DATE: FRIDAY, February 8, 1991                   TAG: 9102080765
SECTION: VIRGINIA                    PAGE: B-1   EDITION: EVENING 
SOURCE: LESLIE TAYLOR STAFF WRITER
DATELINE:                                 LENGTH: Medium


EX-BANKER'S CRIME PAINS CUSTOMERS

Johanna Klester has nothing but harsh words for Cheryl Benson Perry.

Her 74-year-old mother lies in a Roanoke hospital, recovering from heart surgery to repair an ailment that Klester says worsened when more than $156,000 turned up missing from her parents' accounts at Charter Federal Savings Bank.

Klester's suspicion about the missing money was confirmed Thursday - that the money was a small portion of the $2.5 million Perry admits to embezzling from Charter Federal.

"My mother's been very worried. I'm surprised there weren't some other people who didn't have heart attacks," Klester said.

Perry pleaded guilty in U.S. District Court on Thursday to charges of embezzling money from Charter Federal. Under a plea agreement, two other charges - making false entries and laundering money - were dismissed.

The former vice president in Charter Federal's downtown Roanoke office was indicted in October. The indictment said that from 1981 to May 1990, she made unauthorized withdrawals from the accounts of 47 customers and transferred the money into 20 single and jointly held accounts in her name and in the names of relatives and friends.

The indictment listed the accounts of the customers, most of them elderly, from which Perry withdrew money.

Klester's father was a loyal customer. Perry fostered a friendly relationship with him, Klester said, spending time with him during bank visits and sending him gifts.

Soon after her father's death in 1988, Klester's mother began receiving odd phone calls from someone who represented himself as a Charter Federal employee. The caller, a man, told Klester's mother that her accounts were overdrawn by as much as $8,000.

"The phone calls upset my mother," Klester said. "My mother was confused, but I smelled something wrong. She started taking heart pills, she was so worried someone was trying to get information from her. It was as if someone was trying to find out how much attention she was paying to her account balances."

Perry's attorney, Jonathan Rogers, said Thursday that he intends to ask that she not receive any prison time but be placed on probation.
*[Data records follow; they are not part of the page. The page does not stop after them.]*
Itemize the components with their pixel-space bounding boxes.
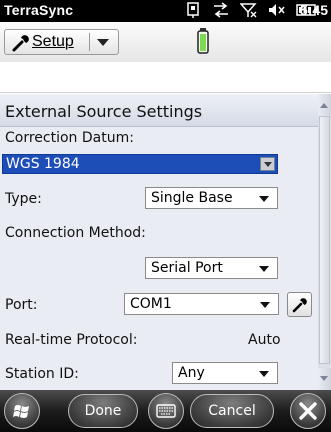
- chevron-down-icon[interactable]: [260, 157, 275, 171]
- close-icon: [299, 402, 317, 420]
- station-id-value: Any: [178, 365, 205, 381]
- no-signal-icon[interactable]: [240, 2, 258, 18]
- windows-logo-icon: [13, 405, 29, 418]
- divider: [89, 33, 90, 51]
- close-button[interactable]: [290, 393, 326, 429]
- keyboard-button[interactable]: [148, 393, 184, 429]
- station-id-label: Station ID:: [5, 366, 79, 382]
- setup-label: Setup: [32, 33, 74, 50]
- vertical-scrollbar[interactable]: [318, 94, 331, 390]
- chevron-down-icon[interactable]: [259, 196, 269, 202]
- correction-datum-value: WGS 1984: [6, 156, 80, 172]
- setup-menu-button[interactable]: Setup: [4, 29, 119, 55]
- port-select[interactable]: COM1: [124, 293, 279, 315]
- scroll-up-button[interactable]: [318, 94, 331, 116]
- keyboard-icon: [156, 404, 176, 418]
- done-button[interactable]: Done: [68, 394, 138, 428]
- connectivity-icon[interactable]: [212, 2, 230, 18]
- chevron-down-icon[interactable]: [259, 266, 269, 272]
- app-name: TerraSync: [4, 2, 74, 18]
- port-settings-button[interactable]: [287, 292, 312, 317]
- clock[interactable]: 5:45: [300, 2, 328, 18]
- wrench-icon: [12, 35, 29, 52]
- panel-header: External Source Settings: [0, 94, 318, 127]
- correction-datum-select[interactable]: WGS 1984: [2, 154, 278, 174]
- connection-method-select[interactable]: Serial Port: [145, 257, 278, 279]
- panel-title: External Source Settings: [5, 102, 203, 121]
- wrench-icon: [292, 298, 307, 313]
- toolbar: Setup: [0, 22, 331, 63]
- chevron-down-icon[interactable]: [97, 39, 109, 46]
- scroll-thumb[interactable]: [319, 116, 330, 364]
- type-select[interactable]: Single Base: [145, 187, 278, 209]
- scroll-down-button[interactable]: [318, 368, 331, 390]
- protocol-label: Real-time Protocol:: [5, 332, 138, 348]
- status-icons: [186, 2, 318, 18]
- soft-key-bar: Done Cancel: [0, 390, 331, 432]
- port-label: Port:: [5, 297, 38, 313]
- connection-method-label: Connection Method:: [5, 225, 146, 241]
- message-area: [0, 62, 331, 93]
- external-source-settings-panel: External Source Settings Correction Datu…: [0, 94, 331, 390]
- protocol-value: Auto: [248, 332, 281, 348]
- volume-icon[interactable]: [268, 2, 286, 18]
- type-label: Type:: [5, 191, 42, 207]
- gps-battery-icon: [197, 28, 209, 54]
- station-id-select[interactable]: Any: [172, 362, 278, 384]
- type-value: Single Base: [151, 190, 233, 206]
- chevron-down-icon[interactable]: [259, 371, 269, 377]
- chevron-down-icon[interactable]: [260, 302, 270, 308]
- status-bar: TerraSync 5:45: [0, 0, 331, 22]
- port-value: COM1: [130, 296, 172, 312]
- phone-signal-icon[interactable]: [186, 2, 202, 18]
- connection-method-value: Serial Port: [151, 260, 223, 276]
- cancel-button[interactable]: Cancel: [190, 394, 274, 428]
- start-button[interactable]: [4, 393, 40, 429]
- correction-datum-label: Correction Datum:: [5, 130, 134, 146]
She could receive a maximum 20 years in prison, $1 million fine or both.

"I hope she does time," Klester said. "She's caused a lot of pain to my mom and to others."

Authorities maintain that Perry, 46, is responsible for Virginia's largest bank embezzlement since 1956.

"I hope she gets 99 years," said Charlie Paxton. Perry took $64,000 from Paxton's savings account.

Hartie Price sounded surprised, but pleasantly so, when told of Perry's guilty plea. "I haven't had time to have any feeling at all," Price said. "But she's somebody who still needs to be in prison."

Perry's scheme baffled customers. And it has forced Charter Federal to file suit against its insurer to collect the money Perry bilked from the thrift and gave to charities, to street people, to her church and to friends.

Perry's guilty plea "certainly supports our claim," said Thomas Leggette, a Roanoke attorney representing the bank.

"We are pleased that Cheryl Perry's guilty plea has made the truth known," said E.L. Byington Jr., Charter Federal's chief executive officer.

"We only wish that it had come earlier," Byington said in a written statement. "That would have spared us the additional burden of time and expense required to reconstruct the crime. It also would have permitted us to move more quickly to make our customers whole."

Court testimony Thursday indicated that Charter Federal spent $7,100 to research Perry's activities.